Os autores também afirmam que o vírus que circula no país foi importado da Polinésia Francesa, onde fica a paradisíaca ilha de Taiti, após compararem seus resultados com amostras de vírus de outras regiões do planeta infectadas.
Copa das Confederações
Além da semelhança dos genomas dos diferentes vírus, há um dado adicional apoiando a conexão com a Polinésia Francesa: o período teve um número significativamente maior de viajantes entre o Brasil e essas ilhas no oceano Pacífico.
A origem via Pacífico é particularmente curiosa, pois haveria uma opção Atlântica igualmente viável ou até mesmo mais provável. O vírus da zika foi primeiro identificado em 1947 na floresta de Zika, em Uganda, África.
Depois de 1947 o vírus depois foi introduzido na Ásia e Oceania. Faria mais sentido que chegasse ao Brasil via África, de onde chegam bem mais viajantes do que da Polinésia.
Mas eventos recentes, notadamente esportivos, aumentaram a vinda de viajantes no Brasil, incluindo bom número adicional do Pacífico, que devem ter introduzido aqui sua versão do vírus da zika. O tráfego aéreo com a Polinésia, e outros locais com epidemias de zika desde 2012, cresceu 50%.
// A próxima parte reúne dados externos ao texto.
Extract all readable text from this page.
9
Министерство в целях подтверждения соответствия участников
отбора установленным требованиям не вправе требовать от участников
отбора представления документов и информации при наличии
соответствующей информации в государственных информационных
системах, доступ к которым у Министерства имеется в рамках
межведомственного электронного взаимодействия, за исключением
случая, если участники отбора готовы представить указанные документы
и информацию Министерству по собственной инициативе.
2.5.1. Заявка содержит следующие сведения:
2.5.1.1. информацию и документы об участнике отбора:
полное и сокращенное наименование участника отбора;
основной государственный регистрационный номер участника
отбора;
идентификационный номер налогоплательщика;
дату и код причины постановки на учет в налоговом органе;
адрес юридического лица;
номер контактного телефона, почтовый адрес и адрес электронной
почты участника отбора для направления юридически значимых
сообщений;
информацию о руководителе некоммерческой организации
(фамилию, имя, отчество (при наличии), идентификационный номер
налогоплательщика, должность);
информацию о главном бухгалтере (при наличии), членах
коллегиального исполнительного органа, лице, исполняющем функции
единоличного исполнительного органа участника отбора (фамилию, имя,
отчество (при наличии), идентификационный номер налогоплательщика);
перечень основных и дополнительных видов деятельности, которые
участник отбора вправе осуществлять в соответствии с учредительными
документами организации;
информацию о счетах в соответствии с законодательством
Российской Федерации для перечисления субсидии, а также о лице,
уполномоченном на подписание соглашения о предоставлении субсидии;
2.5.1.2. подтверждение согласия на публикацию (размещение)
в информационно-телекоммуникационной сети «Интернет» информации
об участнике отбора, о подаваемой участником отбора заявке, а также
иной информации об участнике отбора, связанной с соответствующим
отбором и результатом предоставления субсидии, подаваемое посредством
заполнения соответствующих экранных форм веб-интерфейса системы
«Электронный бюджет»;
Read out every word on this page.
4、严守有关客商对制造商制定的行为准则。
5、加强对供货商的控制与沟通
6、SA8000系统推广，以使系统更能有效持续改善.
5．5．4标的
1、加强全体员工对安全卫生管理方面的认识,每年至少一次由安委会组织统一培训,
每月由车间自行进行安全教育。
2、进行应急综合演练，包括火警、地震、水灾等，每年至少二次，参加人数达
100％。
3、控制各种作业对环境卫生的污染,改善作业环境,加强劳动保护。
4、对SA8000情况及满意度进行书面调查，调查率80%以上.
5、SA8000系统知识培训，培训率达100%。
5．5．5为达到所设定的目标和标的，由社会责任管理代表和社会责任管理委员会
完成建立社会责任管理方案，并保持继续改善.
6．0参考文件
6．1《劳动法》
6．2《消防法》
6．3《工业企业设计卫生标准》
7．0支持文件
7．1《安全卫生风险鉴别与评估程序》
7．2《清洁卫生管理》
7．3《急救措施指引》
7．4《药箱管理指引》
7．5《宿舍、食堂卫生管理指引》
Um artigo científico assinado no ano passado por pesquisadores da Polinésia Francesa sugeria que o zika teria aportado no Rio de Janeiro com participantes do Va’a World Sprint, campeonato mundial de canoagem realizado em agosto de 2014.
Mas a data da entrada do vírus agora é de 2013, e os autores do novo artigo afirmam que uma das hipóteses é que o vírus tenha chegado via Copa das Confederações, que incluiu uma seleção do Taiti, na Polinésia Francesa. A seleção taitiana jogou no Recife, perto do epicentro da epidemia brasileira. Mas não há como provar isso conclusivamente.
Foram encontradas algumas diferenças encontradas entre os vírus de diferentes regiões do país, como São Paulo, Pará ou Maranhão. “Há uma probabilidade alta que vírus isolados de dois pacientes distintos apresentem diferenças entre si. As diferenças entre os vírus estão relacionadas com o fato de que o vírus da zika, tal como todos os outros vírus da mesma família, evolui rapidamente. A velocidade de mutação do zika no Brasil é portanto típica e semelhante a velocidade de mutação, por exemplo, do vírus da dengue”, diz Nuno Rodrigues Faria.
Justamente pela urgência em lidar com a epidemia que o esforço de pesquisa envolveu mais de cinquenta cientistas de quatro países. “Quando estamos perante uma epidemia ‘explosiva’, precisamos de um conjunto de pesquisadores que trabalhem com objetivos bem definidos para entregar resultados o mais rapidamente possível. Importante também ressaltar que o trabalho é multidisciplinar e inclui várias especialistas em áreas distintas, como médicos, especialistas em genética, cartografia e modelagem de proteínas”, acrescenta Faria.